A prefeita, agora ciente da economia de Interlagos e do GP do Brasil, fez um acordo com a Shell, no qual a prefeitura cederia por comodato 20 terrenos da prefeitura para a instalação de postos de combustível como contrapartida do financiamento da reforma de Interlagos, 50 ônibus para a frota pública e pagamento de 5% do faturamento dos postos à prefeitura. A Shell topou. Faltava agora decidir o traçado.
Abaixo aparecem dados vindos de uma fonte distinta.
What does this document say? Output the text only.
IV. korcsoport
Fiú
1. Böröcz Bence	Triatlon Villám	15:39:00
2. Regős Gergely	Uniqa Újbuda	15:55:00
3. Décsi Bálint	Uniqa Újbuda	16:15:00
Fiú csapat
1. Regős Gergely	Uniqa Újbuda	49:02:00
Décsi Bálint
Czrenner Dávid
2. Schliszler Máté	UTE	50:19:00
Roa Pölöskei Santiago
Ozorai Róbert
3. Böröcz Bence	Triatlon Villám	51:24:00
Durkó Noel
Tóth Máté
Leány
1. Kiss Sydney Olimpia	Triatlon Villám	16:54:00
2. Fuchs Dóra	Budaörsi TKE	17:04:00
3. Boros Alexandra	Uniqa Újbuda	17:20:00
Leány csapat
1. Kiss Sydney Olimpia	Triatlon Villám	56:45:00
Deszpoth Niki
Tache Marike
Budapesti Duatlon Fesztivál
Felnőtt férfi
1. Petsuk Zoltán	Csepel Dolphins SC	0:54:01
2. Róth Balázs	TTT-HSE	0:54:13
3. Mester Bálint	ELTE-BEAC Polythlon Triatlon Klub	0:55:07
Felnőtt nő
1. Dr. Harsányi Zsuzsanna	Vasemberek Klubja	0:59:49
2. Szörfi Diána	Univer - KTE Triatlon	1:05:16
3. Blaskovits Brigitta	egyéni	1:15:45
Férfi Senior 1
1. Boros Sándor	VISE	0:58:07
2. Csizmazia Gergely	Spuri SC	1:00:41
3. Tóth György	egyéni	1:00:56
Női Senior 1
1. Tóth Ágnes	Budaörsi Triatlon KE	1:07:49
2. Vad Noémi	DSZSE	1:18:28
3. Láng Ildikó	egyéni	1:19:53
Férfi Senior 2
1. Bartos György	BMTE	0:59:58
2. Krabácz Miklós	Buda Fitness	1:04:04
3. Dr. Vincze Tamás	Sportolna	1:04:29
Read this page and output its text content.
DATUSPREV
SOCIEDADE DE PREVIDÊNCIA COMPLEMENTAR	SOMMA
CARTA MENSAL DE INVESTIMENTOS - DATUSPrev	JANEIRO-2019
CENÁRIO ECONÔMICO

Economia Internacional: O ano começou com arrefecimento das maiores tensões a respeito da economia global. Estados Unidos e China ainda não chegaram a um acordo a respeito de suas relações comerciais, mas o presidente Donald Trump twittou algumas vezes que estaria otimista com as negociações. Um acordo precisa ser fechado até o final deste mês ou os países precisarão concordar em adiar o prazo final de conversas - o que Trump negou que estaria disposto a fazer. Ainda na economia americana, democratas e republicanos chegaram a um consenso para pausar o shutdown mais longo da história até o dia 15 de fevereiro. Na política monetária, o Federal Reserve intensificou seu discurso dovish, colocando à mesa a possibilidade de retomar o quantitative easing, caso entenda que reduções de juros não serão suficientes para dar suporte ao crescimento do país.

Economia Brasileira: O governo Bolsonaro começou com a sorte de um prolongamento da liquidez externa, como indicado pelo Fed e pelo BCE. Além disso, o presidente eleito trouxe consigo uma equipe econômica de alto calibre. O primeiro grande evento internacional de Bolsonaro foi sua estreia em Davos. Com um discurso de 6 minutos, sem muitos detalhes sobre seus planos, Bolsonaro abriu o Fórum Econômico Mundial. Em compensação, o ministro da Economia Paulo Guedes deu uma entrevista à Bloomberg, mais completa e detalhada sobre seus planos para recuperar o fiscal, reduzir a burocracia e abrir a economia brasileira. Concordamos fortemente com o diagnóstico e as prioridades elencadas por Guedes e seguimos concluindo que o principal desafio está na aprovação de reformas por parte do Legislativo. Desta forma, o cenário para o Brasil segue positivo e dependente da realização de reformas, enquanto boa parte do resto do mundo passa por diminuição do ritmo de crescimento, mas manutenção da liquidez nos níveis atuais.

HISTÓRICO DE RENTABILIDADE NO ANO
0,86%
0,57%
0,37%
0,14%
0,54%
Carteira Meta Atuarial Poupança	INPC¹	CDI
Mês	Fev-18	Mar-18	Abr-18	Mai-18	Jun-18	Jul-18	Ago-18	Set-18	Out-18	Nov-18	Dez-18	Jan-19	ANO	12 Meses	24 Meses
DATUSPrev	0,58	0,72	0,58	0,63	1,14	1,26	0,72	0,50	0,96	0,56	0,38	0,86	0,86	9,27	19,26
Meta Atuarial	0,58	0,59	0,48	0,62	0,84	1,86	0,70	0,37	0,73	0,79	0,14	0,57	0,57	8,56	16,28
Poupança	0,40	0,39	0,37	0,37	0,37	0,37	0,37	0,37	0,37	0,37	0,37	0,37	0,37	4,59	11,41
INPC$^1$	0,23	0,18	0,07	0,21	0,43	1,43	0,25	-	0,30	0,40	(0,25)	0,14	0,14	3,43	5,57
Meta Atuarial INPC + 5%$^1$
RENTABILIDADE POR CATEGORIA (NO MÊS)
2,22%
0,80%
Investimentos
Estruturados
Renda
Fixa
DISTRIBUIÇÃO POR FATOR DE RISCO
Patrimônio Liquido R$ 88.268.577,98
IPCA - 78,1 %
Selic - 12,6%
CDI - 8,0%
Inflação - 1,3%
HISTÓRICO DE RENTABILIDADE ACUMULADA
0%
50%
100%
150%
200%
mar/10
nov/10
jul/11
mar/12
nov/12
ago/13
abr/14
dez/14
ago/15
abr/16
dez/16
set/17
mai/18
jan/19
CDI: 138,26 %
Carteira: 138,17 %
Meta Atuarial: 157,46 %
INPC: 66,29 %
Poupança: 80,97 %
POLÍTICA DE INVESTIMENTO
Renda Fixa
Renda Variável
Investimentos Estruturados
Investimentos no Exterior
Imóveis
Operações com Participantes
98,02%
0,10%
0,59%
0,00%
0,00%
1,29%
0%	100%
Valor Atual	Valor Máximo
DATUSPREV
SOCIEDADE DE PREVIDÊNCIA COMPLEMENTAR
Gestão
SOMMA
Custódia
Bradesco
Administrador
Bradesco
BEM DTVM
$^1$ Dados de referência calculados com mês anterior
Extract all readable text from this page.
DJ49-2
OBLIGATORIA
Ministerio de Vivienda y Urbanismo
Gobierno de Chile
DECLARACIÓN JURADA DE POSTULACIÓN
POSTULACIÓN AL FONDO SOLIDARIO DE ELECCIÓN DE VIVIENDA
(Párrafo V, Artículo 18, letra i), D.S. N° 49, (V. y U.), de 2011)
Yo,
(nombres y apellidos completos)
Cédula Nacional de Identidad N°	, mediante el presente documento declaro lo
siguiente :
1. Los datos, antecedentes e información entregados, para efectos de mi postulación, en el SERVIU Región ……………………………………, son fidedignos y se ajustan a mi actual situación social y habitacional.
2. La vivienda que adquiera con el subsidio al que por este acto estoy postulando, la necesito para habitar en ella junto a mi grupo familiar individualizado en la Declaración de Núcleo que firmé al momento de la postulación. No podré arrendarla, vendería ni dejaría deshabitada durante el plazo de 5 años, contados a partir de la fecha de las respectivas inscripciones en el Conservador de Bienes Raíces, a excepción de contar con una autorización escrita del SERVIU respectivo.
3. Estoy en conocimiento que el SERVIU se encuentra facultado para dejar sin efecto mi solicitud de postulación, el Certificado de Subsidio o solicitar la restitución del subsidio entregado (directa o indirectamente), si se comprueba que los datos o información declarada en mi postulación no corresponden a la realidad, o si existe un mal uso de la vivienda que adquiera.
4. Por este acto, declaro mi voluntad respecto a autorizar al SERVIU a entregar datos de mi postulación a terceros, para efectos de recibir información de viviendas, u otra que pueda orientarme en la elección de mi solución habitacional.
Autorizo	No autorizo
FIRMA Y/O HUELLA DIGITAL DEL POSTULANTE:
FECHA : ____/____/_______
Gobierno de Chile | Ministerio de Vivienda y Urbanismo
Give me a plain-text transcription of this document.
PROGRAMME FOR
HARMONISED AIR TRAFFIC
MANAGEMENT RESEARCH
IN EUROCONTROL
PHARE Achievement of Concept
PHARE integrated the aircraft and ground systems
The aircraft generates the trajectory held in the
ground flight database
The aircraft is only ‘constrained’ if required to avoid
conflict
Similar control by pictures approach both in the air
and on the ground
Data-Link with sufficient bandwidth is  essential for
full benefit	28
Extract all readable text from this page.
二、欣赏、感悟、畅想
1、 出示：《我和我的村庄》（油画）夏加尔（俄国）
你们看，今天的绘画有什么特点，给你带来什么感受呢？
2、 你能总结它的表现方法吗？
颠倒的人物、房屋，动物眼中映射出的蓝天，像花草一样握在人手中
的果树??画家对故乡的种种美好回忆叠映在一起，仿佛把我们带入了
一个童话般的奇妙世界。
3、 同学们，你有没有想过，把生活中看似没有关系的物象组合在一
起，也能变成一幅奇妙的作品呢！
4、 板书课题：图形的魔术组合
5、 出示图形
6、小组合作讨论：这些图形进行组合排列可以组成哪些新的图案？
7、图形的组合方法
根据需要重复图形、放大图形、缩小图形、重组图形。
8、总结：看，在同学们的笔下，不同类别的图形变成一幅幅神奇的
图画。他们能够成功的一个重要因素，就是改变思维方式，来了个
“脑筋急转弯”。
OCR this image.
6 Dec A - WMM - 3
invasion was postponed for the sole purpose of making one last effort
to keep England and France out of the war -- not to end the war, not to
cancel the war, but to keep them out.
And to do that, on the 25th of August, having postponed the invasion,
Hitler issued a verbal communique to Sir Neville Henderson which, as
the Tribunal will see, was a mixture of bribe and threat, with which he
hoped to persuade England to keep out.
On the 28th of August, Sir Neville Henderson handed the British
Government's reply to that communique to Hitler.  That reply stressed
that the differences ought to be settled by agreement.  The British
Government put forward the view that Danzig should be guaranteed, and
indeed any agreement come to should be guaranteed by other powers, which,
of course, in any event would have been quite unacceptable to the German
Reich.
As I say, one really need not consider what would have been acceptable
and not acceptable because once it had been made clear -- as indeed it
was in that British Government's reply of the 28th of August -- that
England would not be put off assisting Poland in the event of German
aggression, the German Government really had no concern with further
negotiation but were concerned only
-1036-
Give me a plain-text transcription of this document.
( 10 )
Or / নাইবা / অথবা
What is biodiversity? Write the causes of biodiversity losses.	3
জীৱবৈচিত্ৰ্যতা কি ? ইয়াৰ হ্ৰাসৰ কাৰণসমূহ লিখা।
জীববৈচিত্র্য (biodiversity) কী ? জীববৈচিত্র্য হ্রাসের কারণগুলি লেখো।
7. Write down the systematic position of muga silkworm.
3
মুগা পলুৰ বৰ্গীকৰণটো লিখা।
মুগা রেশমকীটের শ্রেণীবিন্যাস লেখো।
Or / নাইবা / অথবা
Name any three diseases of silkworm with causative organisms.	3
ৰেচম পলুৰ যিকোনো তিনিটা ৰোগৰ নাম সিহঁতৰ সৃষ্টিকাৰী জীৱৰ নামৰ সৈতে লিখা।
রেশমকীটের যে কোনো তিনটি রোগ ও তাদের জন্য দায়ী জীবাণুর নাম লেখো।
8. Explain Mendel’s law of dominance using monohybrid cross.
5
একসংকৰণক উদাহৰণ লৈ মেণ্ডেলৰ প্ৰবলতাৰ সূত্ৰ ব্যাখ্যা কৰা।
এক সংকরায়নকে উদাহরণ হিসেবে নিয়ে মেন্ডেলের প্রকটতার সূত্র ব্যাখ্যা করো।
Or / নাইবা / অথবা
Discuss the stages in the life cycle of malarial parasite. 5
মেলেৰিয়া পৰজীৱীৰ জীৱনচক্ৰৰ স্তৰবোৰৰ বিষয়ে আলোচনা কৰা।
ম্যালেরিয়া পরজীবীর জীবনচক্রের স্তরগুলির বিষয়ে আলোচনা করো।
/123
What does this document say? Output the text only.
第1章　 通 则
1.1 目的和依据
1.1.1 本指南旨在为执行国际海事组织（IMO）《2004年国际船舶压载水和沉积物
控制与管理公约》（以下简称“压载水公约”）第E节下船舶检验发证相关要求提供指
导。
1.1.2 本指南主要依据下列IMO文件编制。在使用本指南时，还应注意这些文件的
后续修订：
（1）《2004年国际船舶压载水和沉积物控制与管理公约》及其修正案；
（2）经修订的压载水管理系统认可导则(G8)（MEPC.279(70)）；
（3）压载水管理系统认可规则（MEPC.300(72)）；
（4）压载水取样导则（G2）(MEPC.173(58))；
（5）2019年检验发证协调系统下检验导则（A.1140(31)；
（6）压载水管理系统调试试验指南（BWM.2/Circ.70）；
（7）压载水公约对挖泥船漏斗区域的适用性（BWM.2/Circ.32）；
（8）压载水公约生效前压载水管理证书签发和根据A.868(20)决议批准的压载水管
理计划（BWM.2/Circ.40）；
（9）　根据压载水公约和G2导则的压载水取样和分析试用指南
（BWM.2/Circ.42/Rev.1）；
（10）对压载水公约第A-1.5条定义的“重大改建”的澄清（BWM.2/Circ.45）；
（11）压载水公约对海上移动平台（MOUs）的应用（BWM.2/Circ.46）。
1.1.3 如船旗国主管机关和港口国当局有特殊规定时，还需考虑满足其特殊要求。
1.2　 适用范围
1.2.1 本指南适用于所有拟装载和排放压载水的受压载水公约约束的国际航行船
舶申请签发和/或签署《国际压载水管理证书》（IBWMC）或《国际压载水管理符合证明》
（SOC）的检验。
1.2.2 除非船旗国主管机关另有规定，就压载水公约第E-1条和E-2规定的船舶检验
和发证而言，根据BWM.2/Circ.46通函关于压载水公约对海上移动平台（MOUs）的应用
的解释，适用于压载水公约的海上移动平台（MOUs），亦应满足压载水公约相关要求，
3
Piero Gancia pediu a Chico Rosa, então administrador de Interlagos para desenhar um traçado mais seguro e adequado às demandas da Fórmula 1 da época. O resultado foi um traçado que aproveitava boa parte do antigo, mas sem inutilizar o traçado original, muito menos o anel externo — o que permitiria ao menos quatro traçados diferentes em Interlagos — um traçado curto, um traçado de Fórmula 1, o traçado original e o anel externo.
Bernie Ecclestone, contudo, não gostou da ideia de se manter o anel externo pois não queria que a Indy desse as caras no Brasil, dividindo a atenção (e o dinheiro dos espectadores) com a Fórmula 1.
A história de como o S entrou em cena é nebulosa — pilotos contrários ao redesenho do traçado acusam Ayrton Senna de usar sua posição de ídolo nacional e campeão do mundo para interferir no projeto em favor dos interesses de Bernie Ecclestone —, mas o fato é que um traçado completamente diferente do proposto foi aprovado. E inutilizou não só o anel externo, mas também todas as variações de traçado previstas por Chico Rosa.
O resto é história — uma história bem conhecida por todos nós, que assistimos à Fórmula 1 no Brasil até hoje. Mas há algo que nos escapa é a rapidez com a qual tudo foi feito. A reunião com a FISA aconteceu em 15 de outubro de 1989 e o GP do Brasil de 1990 foi realizado no traçado novo em 25 de março de 1990.
Sim: cinco meses desde o primeiro contato de Piero Gancia e Luísa Erundina até a realização do GP do Brasil, passando pelas propostas de Chico Rosa, a recusa de Ecclestone, a entrada de Senna e do seu S, a refundação da pista, a conclusão das obras, os primeiros treinos e a largada do Grande Prêmio.
É um feito e tanto, principalmente se tratando de um equipamento público brasileiro — mas que mostra o que é possível quando se tem homens comprometidos com uma missão, como fizeram Piero Gancia e Chico Rosa. O circuito do Canadá pode até ter sido projetado em meia hora, mas só Interlagos foi projetado, reformado e inaugurado em menos de cinco meses. Graças a estes dois homens, a Fórmula 1 permaneceu no Brasil e garantiu a sobrevivência de Interlagos.
Esta matéria é nossa singela homenagem a Philippe Streiff, que nos deixou em 23/12/22 aos 67 anos e a Chico Rosa, que partiu aos 80 anos neste último final de semana.